今まで聞いた事のない、大きな悲鳴だった。
甲高いこの声は、母のものだ。
弾かれたようにリビングへ向かう。
「っ…!」
ドアをあけて目に入った光景に体が固まった。
荒らされた部屋の中央に、父と母がいる。
父は、母に包丁を向けていた。
ドラマみたいだな、と現実を受け止めきれない脳がそう思考した。
父の動きがスローモーションに見える。
父が母に向かって、包丁を振りかざしたとき。
俺は、床に転がっていた灰皿を手に取っていた。
nk視点
「さっむー…」
スマイルと別れたあと、近くのコンビニに行った。コンビニで買った肉まんを頬張りながら、空を見上げる。
星が綺麗だった。
夏より冬の方が星が綺麗とよく言うが、どうやら本当だったようだ。
ポケ〜っと星を眺める。
スマイルにも見せてあげたかったな。
メールしようかな。
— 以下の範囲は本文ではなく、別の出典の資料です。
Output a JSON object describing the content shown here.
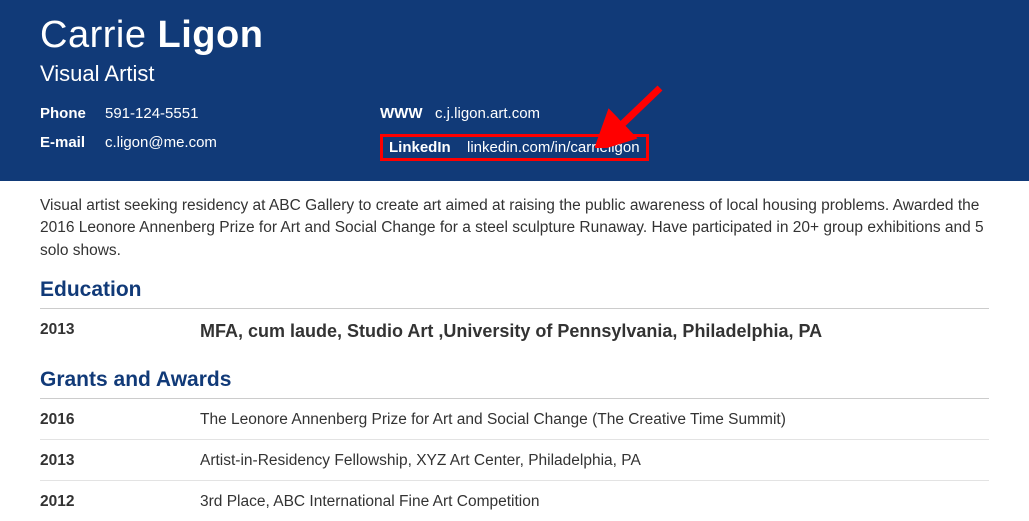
{
  "name": {
    "first": "Carrie",
    "last": "Ligon"
  },
  "title": "Visual Artist",
  "contacts": {
    "phone_label": "Phone",
    "phone": "591-124-5551",
    "email_label": "E-mail",
    "email": "c.ligon@me.com",
    "www_label": "WWW",
    "www": "c.j.ligon.art.com",
    "linkedin_label": "LinkedIn",
    "linkedin": "linkedin.com/in/carrieligon"
  },
  "summary": "Visual artist seeking residency at ABC Gallery to create art aimed at raising the public awareness of local housing problems. Awarded the 2016 Leonore Annenberg Prize for Art and Social Change for a steel sculpture Runaway. Have participated in 20+ group exhibitions and 5 solo shows.",
  "sections": {
    "education_title": "Education",
    "education": [
      {
        "year": "2013",
        "text": "MFA, cum laude, Studio Art ,University of Pennsylvania, Philadelphia, PA"
      }
    ],
    "grants_title": "Grants and Awards",
    "grants": [
      {
        "year": "2016",
        "text": "The Leonore Annenberg Prize for Art and Social Change (The Creative Time Summit)"
      },
      {
        "year": "2013",
        "text": "Artist-in-Residency Fellowship, XYZ Art Center, Philadelphia, PA"
      },
      {
        "year": "2012",
        "text": "3rd Place, ABC International Fine Art Competition"
      }
    ]
  },
  "annotation": {
    "arrow_color": "#ff0000",
    "highlight_color": "#ff0000"
  }
}
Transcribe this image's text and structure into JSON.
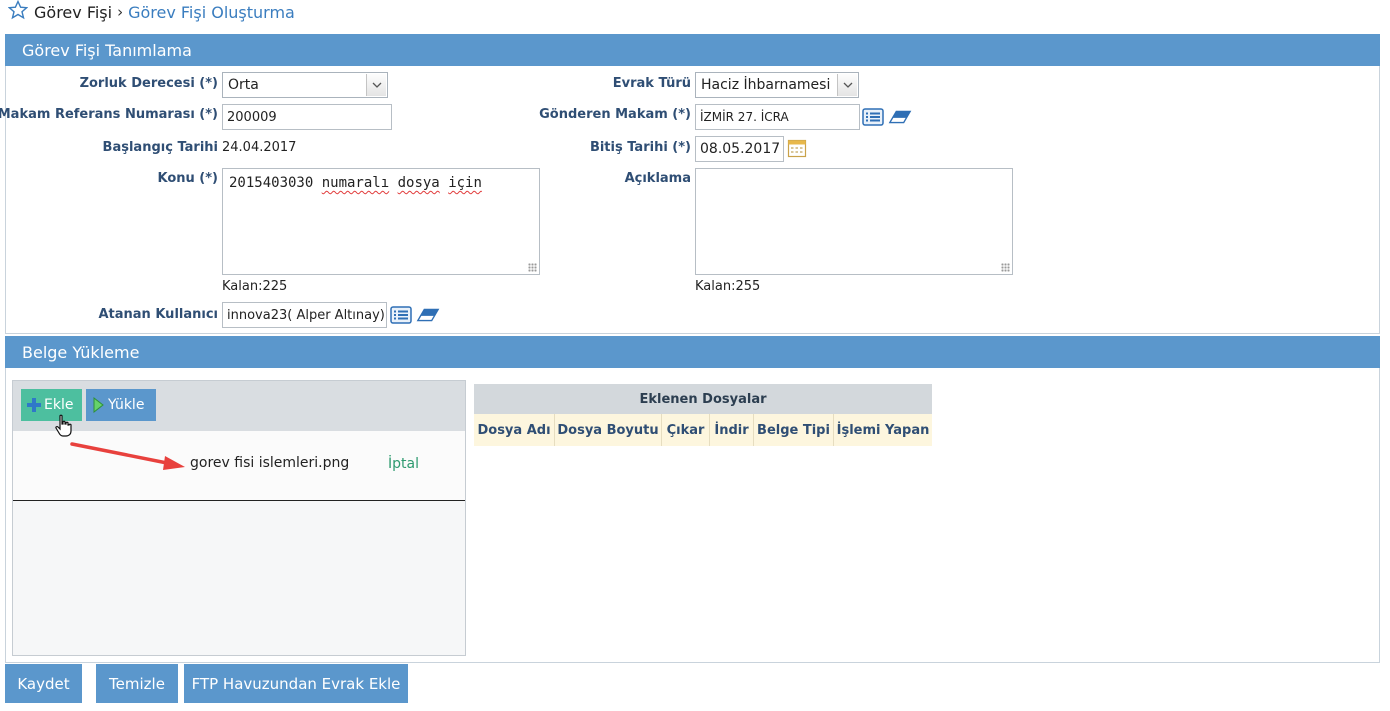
{
  "breadcrumb": {
    "home": "Görev Fişi",
    "separator": "›",
    "current": "Görev Fişi Oluşturma"
  },
  "form_section": {
    "title": "Görev Fişi Tanımlama",
    "difficulty": {
      "label": "Zorluk Derecesi (*)",
      "value": "Orta"
    },
    "doc_type": {
      "label": "Evrak Türü",
      "value": "Haciz İhbarnamesi"
    },
    "ref_no": {
      "label": "Makam Referans Numarası (*)",
      "value": "200009"
    },
    "sender": {
      "label": "Gönderen Makam (*)",
      "value": "İZMİR 27. İCRA"
    },
    "start_date": {
      "label": "Başlangıç Tarihi",
      "value": "24.04.2017"
    },
    "end_date": {
      "label": "Bitiş Tarihi (*)",
      "value": "08.05.2017"
    },
    "subject": {
      "label": "Konu (*)",
      "value_plain": "2015403030 ",
      "value_word1": "numaralı",
      "value_space": " ",
      "value_word2": "dosya",
      "value_word3": "için",
      "remaining": "Kalan:225"
    },
    "description": {
      "label": "Açıklama",
      "value": "",
      "remaining": "Kalan:255"
    },
    "assigned_user": {
      "label": "Atanan Kullanıcı",
      "value": "innova23( Alper Altınay)"
    }
  },
  "upload_section": {
    "title": "Belge Yükleme",
    "add_button": "Ekle",
    "upload_button": "Yükle",
    "pending_file": {
      "name": "gorev fisi islemleri.png",
      "cancel": "İptal"
    }
  },
  "files_table": {
    "caption": "Eklenen Dosyalar",
    "columns": [
      "Dosya Adı",
      "Dosya Boyutu",
      "Çıkar",
      "İndir",
      "Belge Tipi",
      "İşlemi Yapan"
    ]
  },
  "actions": {
    "save": "Kaydet",
    "clear": "Temizle",
    "ftp": "FTP Havuzundan Evrak Ekle"
  },
  "colors": {
    "header_blue": "#5b97cc",
    "label_blue": "#2f4e74",
    "link_blue": "#3a7dbf",
    "add_green": "#4dbf9f",
    "cancel_green": "#2e9a6f",
    "arrow_red": "#e8413d"
  }
}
この空は見ないと損だろ。
ブーッ、ブーッ、
「!」
そんなことを考えていると、レジ袋に入れていたスマホが振動した。
画面を見ると、スマイルの名前が表示されていた。
噂をすれば…!
いいタイミングだと思い、慌てて応答ボタンを押した。
sm視点
「…もしもし?」
『あ、もしもし?スマイル?ねぇ、星めっちゃ綺麗だよ!まだ外いる?』
電話をかけると、相変わらず元気のいい声が機械越しに聞こえてきた。
「…あとで見る。」
『うん、マジで綺麗。絶対見た方がいい!』
「…Nakamu。」
『なに?』
「やっぱ山はきりやんと行って。」
『え、なんで!?』
転がる灰皿、血で濡れた床、もう動かないさっきまで人間だったモノ。
まるで化け物を見るかのような目で俺を見る母。
床に散らばった割れたガラスが照明に反射して、キラキラと光っている。
部屋は驚くほど静かだった。
『えー、俺楽しみにしてたのにー!』
Nakamuの残念そうな声が鼓膜に響く。
愛のない選択は、決して良い結果にはならない。
そんな言葉が、何かの本に書いてあった気がする。
愛なんてものは知らないが、今なら、その言葉の意味が理解できる気がした。
「…ごめん。」
合理的じゃなかったのは、俺の方だった。